The students will get some help from Savage Machining as they endeavor to build a cubesat in partnership with General Dynamics Corporation. Grace Brethren is also building a ground station on the junior/senior high campus that will track the satellite as it orbits. The students building the satellite will either be enrolled in a new spacecraft engineering class or in the after-school club that meets monthly. In the class, students will learn various engineering disciplines, including mechanical, electrical and orbital mechanics.
They’ll also be able to track, monitor and record the data that is sent back to Earth. The students — mostly juniors and seniors in high school — will also be able to interact with professional engineers and share data with other educational institutions.
“Around this time next year, we will hopefully be launching our own satellite into space,” said John Hynes, principal of Grace Brethren. “There are very few schools in the country who do it. This is a real first for Ventura County.”

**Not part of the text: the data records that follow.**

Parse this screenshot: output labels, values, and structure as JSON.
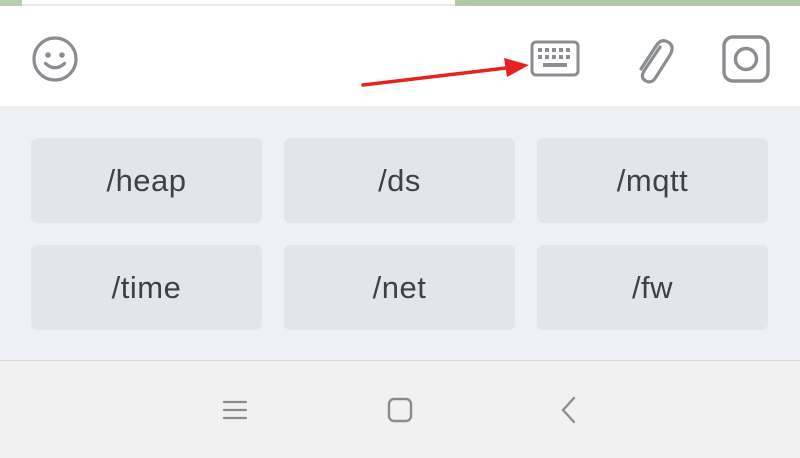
{
  "toolbar": {
    "icons": [
      "emoji-icon",
      "keyboard-icon",
      "paperclip-icon",
      "camera-icon"
    ]
  },
  "annotation": {
    "arrow_color": "#e8211d",
    "target": "keyboard-button"
  },
  "commands": {
    "rows": [
      [
        "/heap",
        "/ds",
        "/mqtt"
      ],
      [
        "/time",
        "/net",
        "/fw"
      ]
    ],
    "button_bg": "#e3e6e9",
    "panel_bg": "#eff0f3",
    "text_color": "#3e4248"
  },
  "navbar": {
    "icons": [
      "menu-icon",
      "home-icon",
      "back-icon"
    ]
  }
}
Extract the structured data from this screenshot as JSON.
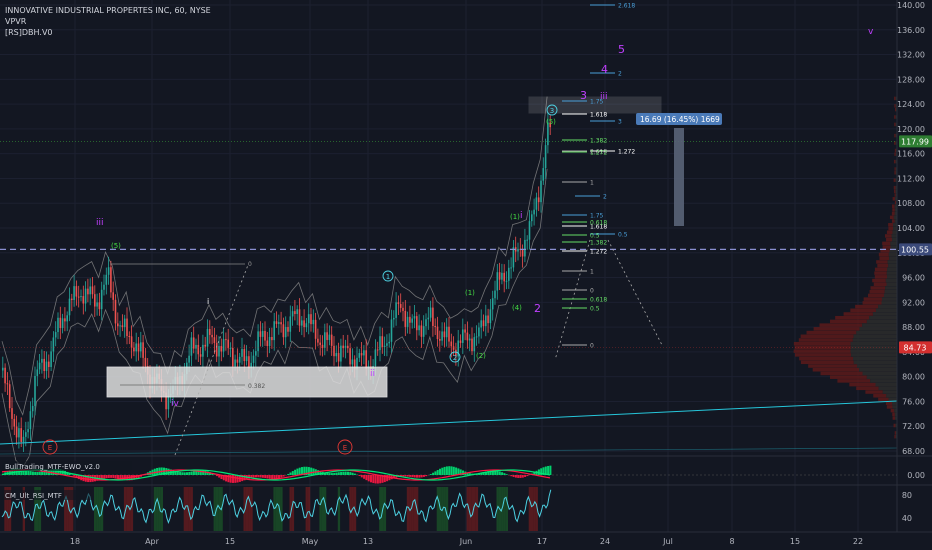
{
  "header": {
    "symbol_line": "INNOVATIVE INDUSTRIAL PROPERTES INC, 60, NYSE",
    "indicator_1": "VPVR",
    "indicator_2": "[RS]DBH.V0"
  },
  "colors": {
    "background": "#131722",
    "up": "#26a69a",
    "down": "#ef5350",
    "wave_purple": "#c040ff",
    "wave_green": "#44dd44",
    "wave_cyan": "#4dd0e1",
    "fib_blue": "#4a9fd8",
    "trendline": "#26c6da",
    "dashed_level": "#8a8fd0"
  },
  "chart_data": {
    "type": "candlestick",
    "y_axis": {
      "ticks": [
        "140.00",
        "136.00",
        "132.00",
        "128.00",
        "124.00",
        "120.00",
        "116.00",
        "112.00",
        "108.00",
        "104.00",
        "100.00",
        "96.00",
        "92.00",
        "88.00",
        "84.00",
        "80.00",
        "76.00",
        "72.00",
        "68.00"
      ],
      "range": [
        65,
        141
      ]
    },
    "x_axis": {
      "ticks": [
        "18",
        "Apr",
        "15",
        "May",
        "13",
        "Jun",
        "17",
        "24",
        "Jul",
        "8",
        "15",
        "22"
      ]
    },
    "price_badges": [
      {
        "label": "117.99",
        "value": 117.99,
        "color": "#2e7d32"
      },
      {
        "label": "100.55",
        "value": 100.55,
        "color": "#3b4a7a"
      },
      {
        "label": "84.73",
        "value": 84.73,
        "color": "#d32f2f"
      }
    ],
    "measure_label": "16.69 (16.45%) 1669",
    "wave_labels": {
      "purple": [
        "iii",
        "iv",
        "ii",
        "3",
        "4",
        "5",
        "iii",
        "v",
        "i",
        "2"
      ],
      "green": [
        "(5)",
        "(1)",
        "(2)",
        "(4)",
        "(5)",
        "(1)"
      ],
      "cyan": [
        "1",
        "2",
        "3"
      ],
      "white": [
        "i",
        "0",
        "0.382"
      ]
    },
    "fib_labels_blue": [
      "2.618",
      "2",
      "1.75",
      "3",
      "2",
      "1.75",
      "0.5",
      "1.382",
      "1.272"
    ],
    "fib_labels_green": [
      "1.382",
      "1.272",
      "0.618",
      "0.5",
      "1.382",
      "0.618",
      "0.5"
    ],
    "fib_labels_white": [
      "1.618",
      "2.618",
      "1.272",
      "1",
      "1.618",
      "1.272",
      "1",
      "0",
      "0"
    ],
    "events": [
      "E",
      "E"
    ],
    "ewo_panel": {
      "label": "BullTrading_MTF-EWO_v2.0",
      "ticks": [
        "0.00"
      ]
    },
    "rsi_panel": {
      "label": "CM_Ult_RSI_MTF",
      "ticks": [
        "80",
        "40"
      ]
    }
  }
}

Hynes said bringing a robotics program to the school was one of the very first things he sought out to do when he became principal 14 years ago. After robotics started, he wanted to start up engineering courses. Now the private Simi Valley school is in its fifth year of engineering courses and preparing the students for the satellite project.
Hynes said one of the best parts about the endeavor is that students have a chance to meet professionals who are among the best in their industries. He hopes Grace Brethren might be able to work with other schools in states like Colorado and Florida so they can collaborate, share data and track the satellite across the United States.